Which song does Patti Smith never play the same twice?
Smith and her band may have recorded their back catalogue and put it onto vinyl, but the last thing they regard those songs as is “finished”. Not when, in Smith’s vision, true art and true rock ‘n’ roll are constantly shifting. A living, breathing medium where anything could happen, still thrillingly dangerous and not something anyone, no matter how well they can recite Easter from memory, can truly put their finger on.
The best example of this comes from an interview Smith gave to Elsewhere in 2008, where she talked about the tour she was just about to embark upon. When asked about her tendency to improvise over existing songs, she relayed, “At least two songs a night are entirely blank canvases. We have a song, like ‘About a Boy’, which has a very classic beginning and then opens up into a blank canvas, and that’s both lyrically and musically.”
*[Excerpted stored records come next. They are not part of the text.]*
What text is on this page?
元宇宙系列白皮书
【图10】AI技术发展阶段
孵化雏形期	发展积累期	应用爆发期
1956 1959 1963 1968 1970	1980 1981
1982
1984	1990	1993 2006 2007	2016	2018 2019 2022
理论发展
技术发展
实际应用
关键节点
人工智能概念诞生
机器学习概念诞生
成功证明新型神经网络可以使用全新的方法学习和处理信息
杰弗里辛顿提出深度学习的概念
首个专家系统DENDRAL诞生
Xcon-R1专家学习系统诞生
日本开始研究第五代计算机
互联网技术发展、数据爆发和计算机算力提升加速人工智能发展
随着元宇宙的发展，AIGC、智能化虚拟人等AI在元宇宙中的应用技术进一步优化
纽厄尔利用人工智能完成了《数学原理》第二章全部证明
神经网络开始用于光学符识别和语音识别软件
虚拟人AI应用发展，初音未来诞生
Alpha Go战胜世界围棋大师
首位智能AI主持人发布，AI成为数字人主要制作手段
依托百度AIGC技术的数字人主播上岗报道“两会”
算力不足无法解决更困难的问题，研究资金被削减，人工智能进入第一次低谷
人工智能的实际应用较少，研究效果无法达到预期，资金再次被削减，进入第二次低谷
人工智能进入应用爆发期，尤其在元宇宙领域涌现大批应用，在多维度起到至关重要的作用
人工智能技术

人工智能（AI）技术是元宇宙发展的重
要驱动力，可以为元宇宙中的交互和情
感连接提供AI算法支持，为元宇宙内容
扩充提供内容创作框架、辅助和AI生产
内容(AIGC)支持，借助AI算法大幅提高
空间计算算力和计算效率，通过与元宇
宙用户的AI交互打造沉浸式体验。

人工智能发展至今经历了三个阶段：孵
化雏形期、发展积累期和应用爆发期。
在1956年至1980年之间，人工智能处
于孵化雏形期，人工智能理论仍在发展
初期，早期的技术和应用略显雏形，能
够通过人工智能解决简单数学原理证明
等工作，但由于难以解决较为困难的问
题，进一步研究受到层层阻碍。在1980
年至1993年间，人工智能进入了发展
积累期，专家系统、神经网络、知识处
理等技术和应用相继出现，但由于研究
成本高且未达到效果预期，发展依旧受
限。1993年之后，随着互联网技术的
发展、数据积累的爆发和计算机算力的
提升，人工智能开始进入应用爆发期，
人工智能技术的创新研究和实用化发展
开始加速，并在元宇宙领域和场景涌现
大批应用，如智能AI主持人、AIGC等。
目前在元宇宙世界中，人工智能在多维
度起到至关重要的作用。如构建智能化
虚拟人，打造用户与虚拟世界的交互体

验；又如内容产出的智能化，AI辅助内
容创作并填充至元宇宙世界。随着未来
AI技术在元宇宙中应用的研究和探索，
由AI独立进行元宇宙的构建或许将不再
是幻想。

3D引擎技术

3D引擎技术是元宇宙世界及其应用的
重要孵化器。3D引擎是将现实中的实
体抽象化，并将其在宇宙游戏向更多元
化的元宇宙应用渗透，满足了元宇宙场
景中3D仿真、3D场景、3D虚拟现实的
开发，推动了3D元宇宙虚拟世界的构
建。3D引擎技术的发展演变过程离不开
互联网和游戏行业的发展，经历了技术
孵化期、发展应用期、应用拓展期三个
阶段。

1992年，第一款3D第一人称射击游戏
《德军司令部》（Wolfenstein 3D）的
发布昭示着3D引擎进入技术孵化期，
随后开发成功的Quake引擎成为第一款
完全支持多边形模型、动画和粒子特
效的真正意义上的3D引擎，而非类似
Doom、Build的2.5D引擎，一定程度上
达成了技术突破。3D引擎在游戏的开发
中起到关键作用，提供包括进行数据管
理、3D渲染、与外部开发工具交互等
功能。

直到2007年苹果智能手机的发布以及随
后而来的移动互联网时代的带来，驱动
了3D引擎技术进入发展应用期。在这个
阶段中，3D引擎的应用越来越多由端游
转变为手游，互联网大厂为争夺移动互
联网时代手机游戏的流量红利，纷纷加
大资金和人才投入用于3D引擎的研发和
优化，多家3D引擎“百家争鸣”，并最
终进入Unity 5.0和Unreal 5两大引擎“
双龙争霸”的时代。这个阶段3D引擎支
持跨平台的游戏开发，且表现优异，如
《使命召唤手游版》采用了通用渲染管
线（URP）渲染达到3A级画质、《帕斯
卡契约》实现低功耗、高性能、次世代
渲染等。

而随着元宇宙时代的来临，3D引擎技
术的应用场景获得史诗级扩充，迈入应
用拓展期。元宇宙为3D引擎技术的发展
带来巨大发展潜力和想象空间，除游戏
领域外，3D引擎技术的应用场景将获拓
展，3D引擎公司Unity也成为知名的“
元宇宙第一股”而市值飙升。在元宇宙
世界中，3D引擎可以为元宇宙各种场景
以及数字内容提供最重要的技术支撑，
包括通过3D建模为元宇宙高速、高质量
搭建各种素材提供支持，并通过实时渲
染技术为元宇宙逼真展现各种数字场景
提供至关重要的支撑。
She went on to note, “There’s a lot of risk in that because when you leap into the blank canvas, you’re not always going to have a good painting or a masterpiece result. Sometimes it even fails, but that one even attempts that process is important.” What’s even more interesting about this is that the inspiration for this lies in one of the least traditional punk artists imaginable.
You see, Smith is about to go on the road with Bob Dylan, who has famously used his live shows to take existing songs and stretch them into new, barely recognisable shapes. Perhaps therein lies the truth of punk’s origin. Neither Smith nor Iggy Pop nor Johnny Rotten sat down and thought of punk where there was no punk before; it was an evolution. One begging to be born and in need of a thrilling artistic voice like Patti Smith to truly come to life.